Once again, using the same example of a $100 investment and a 10-year guarantee period:
- The PPN manager puts $70 in a guaranteed investment that provides at least $100 after 10 years.
- That leaves $30 (minus any selling commissions) to generate the profit for your entire $100 investment.
- The PPN manager invests this amount in products that could generate a high enough return.
In this example, some PPN managers take a bigger risk on your $30 to try to obtain a higher return. Generally speaking, however, a higher risk is accompanied by a greater likelihood that there won’t be any profit on your investment.
How can I minimize the risk?
To understand the risks associated with a particular PPN, ask yourself the following questions:
- What are the risks associated with the investments in which the PPN manager will invest the $30?
- Based on your investment goals and assets, how much risk are you comfortable with?
- Are the risks associated with the investments chosen by the PPN manager acceptable to you?
What fees are associated with PPNs?
PPN managers decide the amount and kind of fees to charge.
- Selling commissions
- Management fees
- Performance fees
- Structuring fees
- Operating fees
- Trailer fees
- Early redemption fees
- Swap arrangement fees
Pay attention to fees!
Fees decrease the return on your investment. The higher the total fees, the lower your profit.
It’s important to understand how much of your money goes to paying these fees.
End of the warningHow can I properly assess returns on PPNs?
To determine whether or not the return on your PPN investment will be satisfactory, answer the following questions:
- What is the total amount of PPN fees you will have to pay?
- What rate of return can you expect from the PPN?

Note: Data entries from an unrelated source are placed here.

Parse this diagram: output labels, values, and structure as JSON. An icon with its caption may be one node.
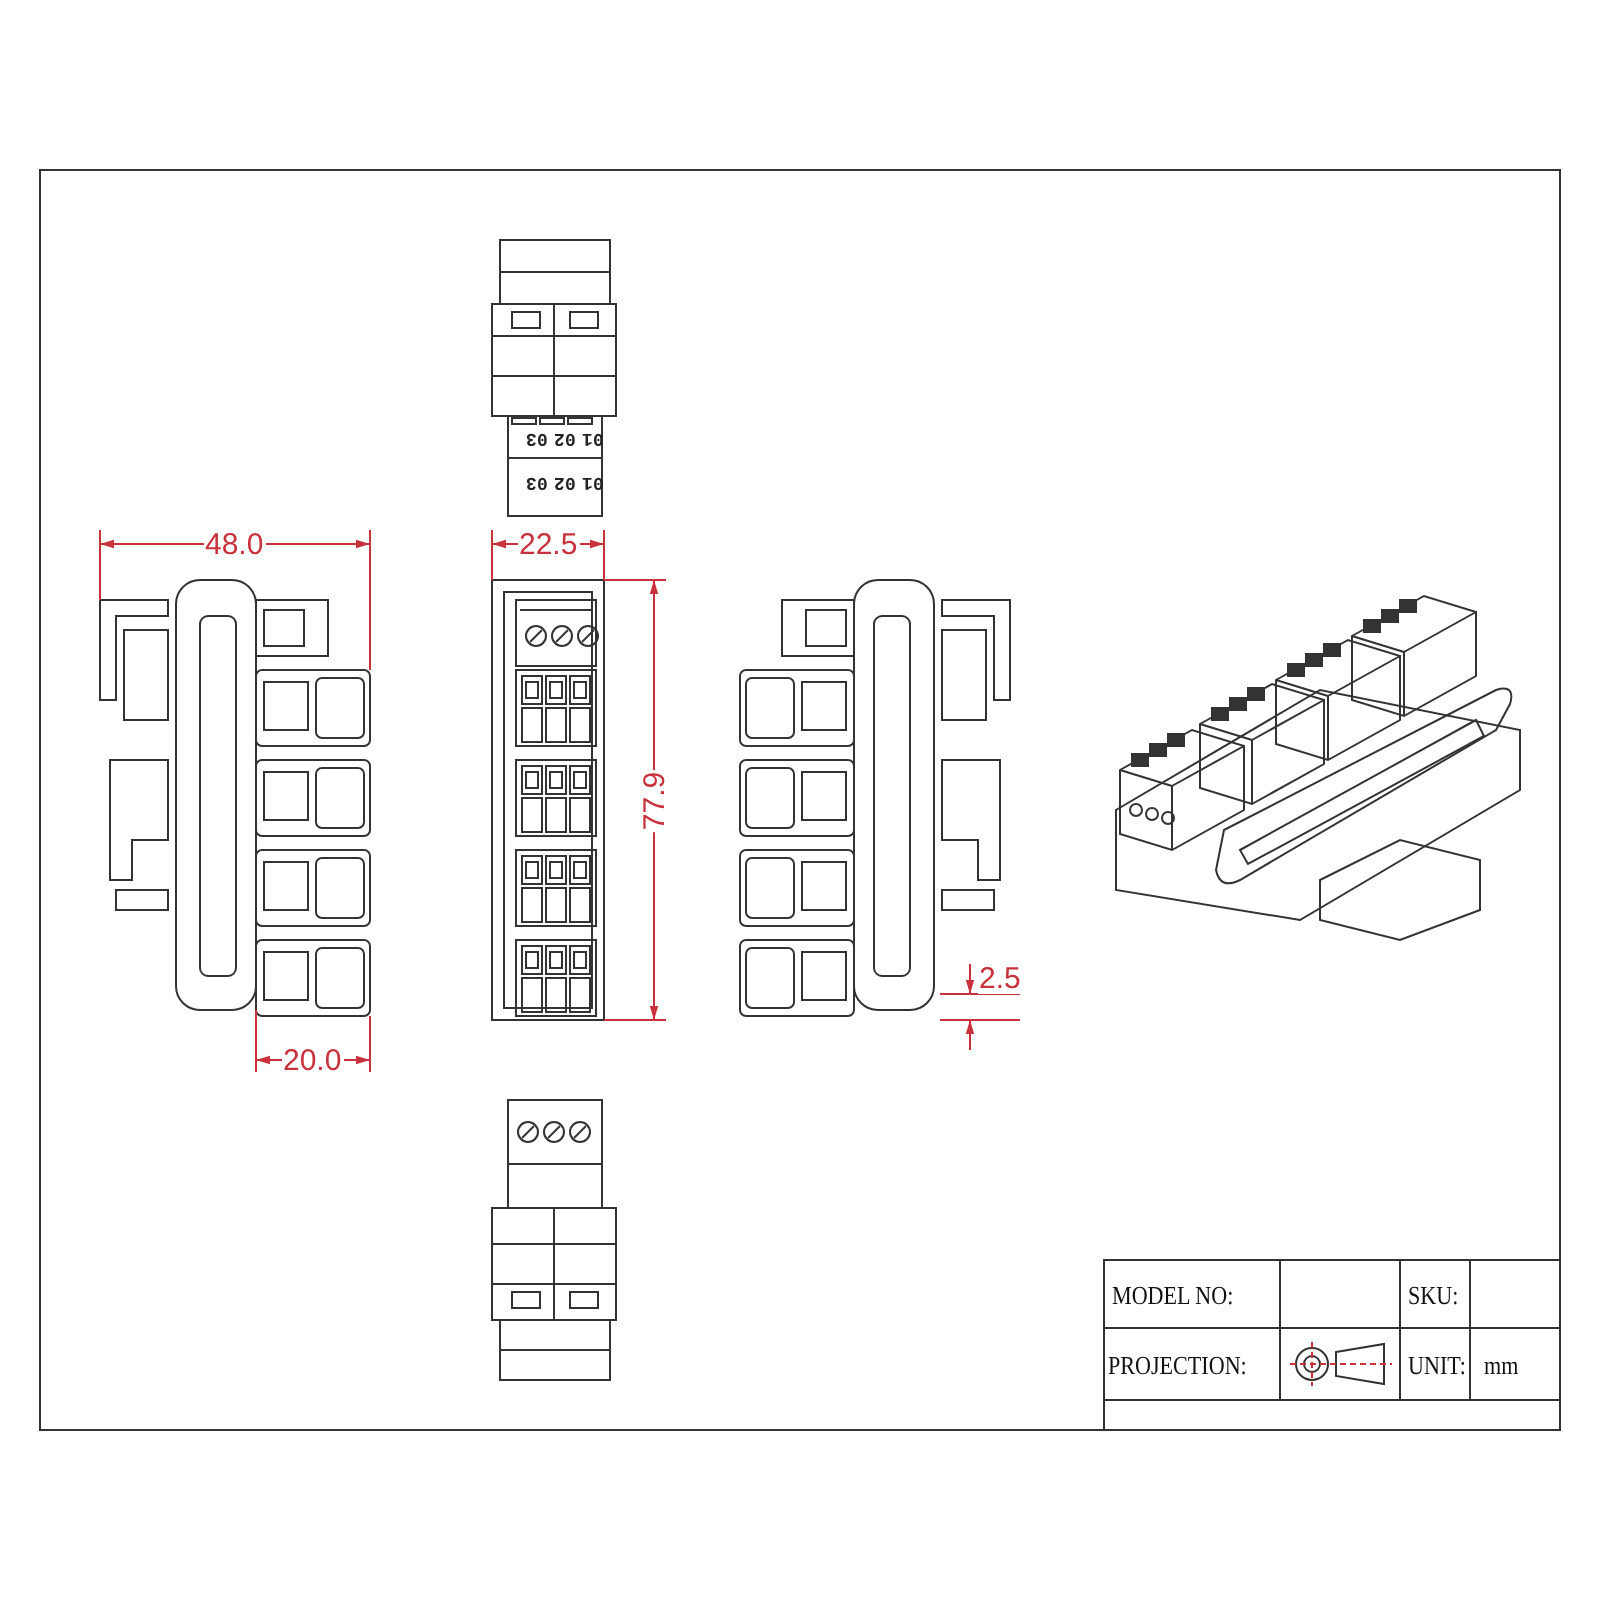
{
  "diagram": {
    "labels": [
      "01",
      "02",
      "03",
      "01",
      "02",
      "03",
      "48.0",
      "22.5",
      "77.9",
      "2.5",
      "20.0",
      "MODEL NO:",
      "SKU:",
      "PROJECTION:",
      "UNIT:",
      "mm"
    ]
  }
}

- After taking into account the cost of the fees, is the rate of return satisfactory to you?
- Are returns capped?
Investments that are suitable for you
Investment dealers have an obligation to recommend only investments that are suitable for their clients.

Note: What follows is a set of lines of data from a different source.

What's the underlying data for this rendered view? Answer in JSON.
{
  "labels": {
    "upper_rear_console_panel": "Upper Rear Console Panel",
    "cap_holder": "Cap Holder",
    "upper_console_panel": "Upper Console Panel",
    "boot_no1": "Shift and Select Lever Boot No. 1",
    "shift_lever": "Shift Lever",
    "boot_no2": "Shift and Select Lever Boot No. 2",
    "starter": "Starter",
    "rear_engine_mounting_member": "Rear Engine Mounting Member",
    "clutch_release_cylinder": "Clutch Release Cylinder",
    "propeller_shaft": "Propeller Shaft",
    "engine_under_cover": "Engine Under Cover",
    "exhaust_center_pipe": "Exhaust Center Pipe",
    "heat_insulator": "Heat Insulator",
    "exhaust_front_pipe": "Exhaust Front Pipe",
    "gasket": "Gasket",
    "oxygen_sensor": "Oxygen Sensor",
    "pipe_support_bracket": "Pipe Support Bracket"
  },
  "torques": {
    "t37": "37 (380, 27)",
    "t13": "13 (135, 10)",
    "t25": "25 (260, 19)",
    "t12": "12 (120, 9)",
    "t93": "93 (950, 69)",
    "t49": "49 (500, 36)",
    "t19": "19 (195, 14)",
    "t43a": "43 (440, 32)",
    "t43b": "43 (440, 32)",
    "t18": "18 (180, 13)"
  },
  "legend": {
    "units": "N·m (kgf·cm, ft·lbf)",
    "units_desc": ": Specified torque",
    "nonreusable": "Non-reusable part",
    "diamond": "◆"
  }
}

- Provide the dealer with accurate information.
- Ask him the questions listed on this page.
Getting answers to all your questions
If you’re interested in the concept of PPNs, contact a registered investment dealer. He can help you:
- Assess whether the conditions of the guarantee are adequate for your investment needs. For example, does the guarantee require you to lock up your money for a period of time that doesn’t suit your investment objectives? Can you afford the fees if you withdraw your money before the guarantee period expires?

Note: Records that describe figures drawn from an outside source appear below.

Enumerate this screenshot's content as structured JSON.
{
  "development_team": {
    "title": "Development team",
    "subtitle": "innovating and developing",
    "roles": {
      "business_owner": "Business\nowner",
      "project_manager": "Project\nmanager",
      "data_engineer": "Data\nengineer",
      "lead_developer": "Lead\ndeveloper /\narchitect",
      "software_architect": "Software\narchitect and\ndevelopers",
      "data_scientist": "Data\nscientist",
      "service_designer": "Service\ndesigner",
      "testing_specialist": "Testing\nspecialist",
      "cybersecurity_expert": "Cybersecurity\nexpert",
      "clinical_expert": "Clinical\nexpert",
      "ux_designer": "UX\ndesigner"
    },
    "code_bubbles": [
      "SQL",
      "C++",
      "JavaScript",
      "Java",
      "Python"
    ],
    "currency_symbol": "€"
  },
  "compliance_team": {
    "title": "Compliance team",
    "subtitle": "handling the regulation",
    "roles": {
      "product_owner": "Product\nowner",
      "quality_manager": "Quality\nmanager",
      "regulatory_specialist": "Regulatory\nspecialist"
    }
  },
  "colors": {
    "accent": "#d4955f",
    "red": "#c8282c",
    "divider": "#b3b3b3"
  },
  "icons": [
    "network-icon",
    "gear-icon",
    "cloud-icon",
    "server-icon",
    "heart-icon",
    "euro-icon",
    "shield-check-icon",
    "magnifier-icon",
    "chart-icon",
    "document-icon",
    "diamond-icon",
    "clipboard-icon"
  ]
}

- Verify the reliability of the guarantor providing the guarantee on your principal. The guarantor is usually a bank.
- Review the security backing the guarantee to ensure it is adequate.
- Determine if the PPN is insured by the Canada Deposit Insurance Corporation or the AMF. This is rarely the case.
- Identify the risks of the PPN managers’ investment strategies to see if they match your investing profile and risk tolerance.
- Calculate the estimated rate of return on the PPN, check if it is realistic, and if not, make a reasonable estimate.
- Calculate the total amount of fees associated with a particular PPN investment and assess how that will affect your return on investment.
- Determine whether other investment strategies would be more suitable for you. For example, you can ask whether proper diversification using other investment products suits your investment profile and can achieve your investment goals on a less restrictive and less risky basis than the PPN you’re considering.
To thoroughly assess your financial needs and goals and determine if a particular PPN investment is right for you, your investment dealer may have to do some research. The PPN manager’s investment strategy and the PPN’s fee structure may be very complicated.